More HAE information
HAE patients have a defect in the gene that controls a blood protein called C1 Inhibitor. C1 Inhibitor (C1 INH) is part of a complex cascade of reactions that control the release of fluids from capillaries into the surrounding tissues, thereby causing oedema (swelling).
Hereditary Angioedema (HAE) is a rare condition; incidence 1/10,000 to 1/50,000 of the population. The condition has been recognised for well over 100 years, but until the 1990s the standard of treatment was very poor. Because HAE is such a rare condition most doctors would not see a case in their entire career and misdiagnosis was common. Inappropriate treatments, unnecessary operations and psychiatric referrals were not uncommon, and historically medical papers quoted that up to a third of patients died of laryngeal oedema. Even today many patients suffer for decades before they receive the correct diagnosis.

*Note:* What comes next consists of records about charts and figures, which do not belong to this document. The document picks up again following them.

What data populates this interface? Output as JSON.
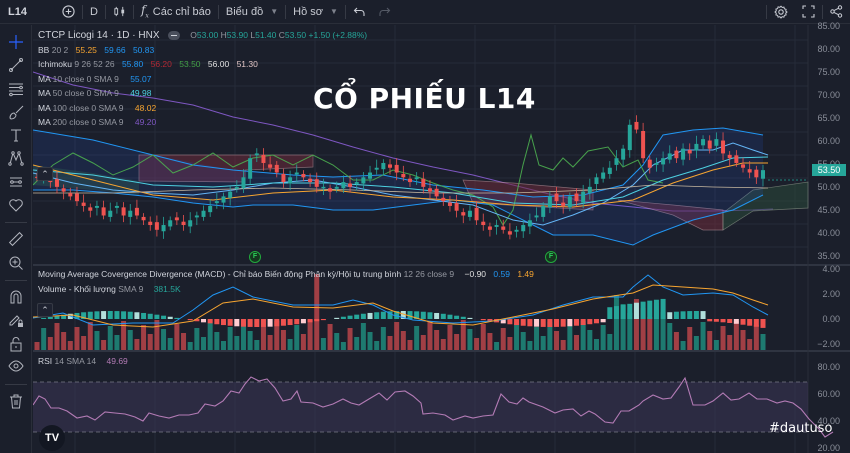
{
  "toolbar": {
    "symbol": "L14",
    "interval": "D",
    "indicators_label": "Các chỉ báo",
    "chart_label": "Biểu đồ",
    "profile_label": "Hồ sơ"
  },
  "icons": {
    "left": [
      "crosshair-icon",
      "trend-line-icon",
      "fib-icon",
      "brush-icon",
      "text-icon",
      "pattern-icon",
      "measure-range-icon",
      "heart-icon",
      "ruler-icon",
      "zoom-in-icon",
      "magnet-icon",
      "lock-drawing-icon",
      "lock-icon",
      "eye-icon",
      "trash-icon"
    ],
    "top_right": [
      "gear-icon",
      "fullscreen-icon",
      "share-icon"
    ]
  },
  "legend": {
    "title": "CTCP Licogi 14 · 1D · HNX",
    "ohlc": {
      "o": "53.00",
      "h": "53.90",
      "l": "51.40",
      "c": "53.50",
      "change": "+1.50 (+2.88%)"
    },
    "bb": {
      "name": "BB",
      "params": "20 2",
      "values": [
        "55.25",
        "59.66",
        "50.83"
      ]
    },
    "ichimoku": {
      "name": "Ichimoku",
      "params": "9 26 52 26",
      "values": [
        "55.80",
        "56.20",
        "53.50",
        "56.00",
        "51.30"
      ]
    },
    "ma10": {
      "name": "MA",
      "params": "10 close 0 SMA 9",
      "value": "55.07"
    },
    "ma50": {
      "name": "MA",
      "params": "50 close 0 SMA 9",
      "value": "49.98"
    },
    "ma100": {
      "name": "MA",
      "params": "100 close 0 SMA 9",
      "value": "48.02"
    },
    "ma200": {
      "name": "MA",
      "params": "200 close 0 SMA 9",
      "value": "49.20"
    },
    "macd": {
      "name": "Moving Average Covergence Divergence (MACD) - Chỉ báo Biến động Phân kỳ/Hội tụ trung bình",
      "params": "12 26 close 9",
      "values": [
        "−0.90",
        "0.59",
        "1.49"
      ]
    },
    "volume": {
      "name": "Volume - Khối lượng",
      "params": "SMA 9",
      "value": "381.5K"
    },
    "rsi": {
      "name": "RSI",
      "params": "14 SMA 14",
      "value": "49.69"
    }
  },
  "overlay": {
    "title": "CỔ PHIẾU L14",
    "watermark": "#dautuso"
  },
  "price_axis": [
    "85.00",
    "80.00",
    "75.00",
    "70.00",
    "65.00",
    "60.00",
    "55.00",
    "50.00",
    "45.00",
    "40.00",
    "35.00"
  ],
  "macd_axis": [
    "4.00",
    "2.00",
    "0.00",
    "−2.00"
  ],
  "rsi_axis": [
    "80.00",
    "60.00",
    "40.00",
    "20.00"
  ],
  "last_price_tag": "53.50",
  "markers": {
    "f": "F"
  },
  "tv_logo": "TV",
  "colors": {
    "up": "#26a69a",
    "down": "#ef5350",
    "bg": "#1b1f2b",
    "rsi": "#b37bb5",
    "ma_orange": "#f7a531",
    "ma_blue": "#2196f3",
    "ma_purple": "#7e57c2"
  },
  "chart_data": {
    "type": "candlestick",
    "title": "CTCP Licogi 14 · 1D · HNX",
    "ylim": [
      33,
      86
    ],
    "grid": true,
    "approx_close": [
      52,
      53,
      51,
      50,
      49,
      48,
      47,
      46,
      45,
      46,
      44,
      45,
      46,
      44,
      45,
      44,
      43,
      42,
      41,
      42,
      43,
      43,
      42,
      43,
      44,
      45,
      46,
      47,
      48,
      49,
      50,
      52,
      56,
      57,
      55,
      54,
      53,
      51,
      52,
      53,
      52,
      51,
      50,
      50,
      49,
      50,
      51,
      50,
      51,
      52,
      53,
      54,
      55,
      54,
      53,
      52,
      51,
      52,
      50,
      49,
      48,
      47,
      46,
      45,
      44,
      45,
      43,
      42,
      41,
      42,
      41,
      40,
      41,
      42,
      43,
      44,
      46,
      48,
      47,
      46,
      48,
      47,
      49,
      50,
      52,
      53,
      54,
      56,
      58,
      63,
      62,
      56,
      54,
      55,
      56,
      57,
      56,
      58,
      57,
      59,
      60,
      58,
      60,
      57,
      56,
      55,
      54,
      53,
      52,
      53.5
    ],
    "macd": {
      "range": [
        -2.5,
        4.5
      ],
      "last": {
        "hist": -0.9,
        "macd": 0.59,
        "signal": 1.49
      }
    },
    "rsi": {
      "range": [
        20,
        85
      ],
      "overbought": 70,
      "oversold": 30,
      "last": 49.69
    }
  }
}
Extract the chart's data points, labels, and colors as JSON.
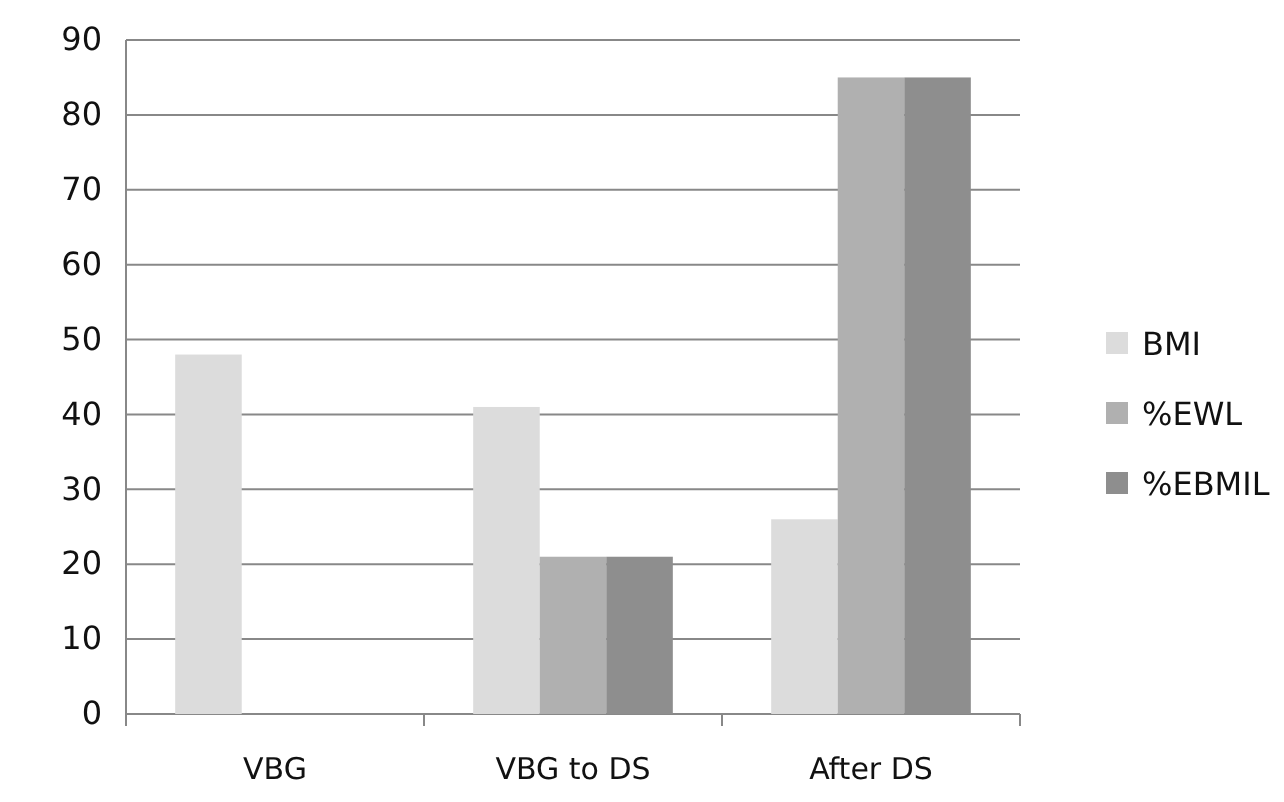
{
  "chart_data": {
    "type": "bar",
    "categories": [
      "VBG",
      "VBG to DS",
      "After DS"
    ],
    "series": [
      {
        "name": "BMI",
        "color": "#dcdcdc",
        "values": [
          48,
          41,
          26
        ]
      },
      {
        "name": "%EWL",
        "color": "#b0b0b0",
        "values": [
          null,
          21,
          85
        ]
      },
      {
        "name": "%EBMIL",
        "color": "#8e8e8e",
        "values": [
          null,
          21,
          85
        ]
      }
    ],
    "ylim": [
      0,
      90
    ],
    "yticks": [
      0,
      10,
      20,
      30,
      40,
      50,
      60,
      70,
      80,
      90
    ],
    "grid": "y",
    "legend": "right"
  }
}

Types of Hereditary Angioedema
Type I and Type II HAE are due to a genetic mutation and there is a 50% chance that children will inherit the condition from an affected parent but unaffected parents cannot pass on HAE.
There are low levels of C1 INH (in most cases)
The blood levels are normal but the C1 INH has impaired function
This is a very rare recently documented form: It mainly affects females and is exacerbated by high oestrogen levels e.g. oral contraceptives and pregnancy. HAE type III is not due to C1 INH deficiency; it is linked to an increase in kininogenase activity leading to elevated levels of bradykinin.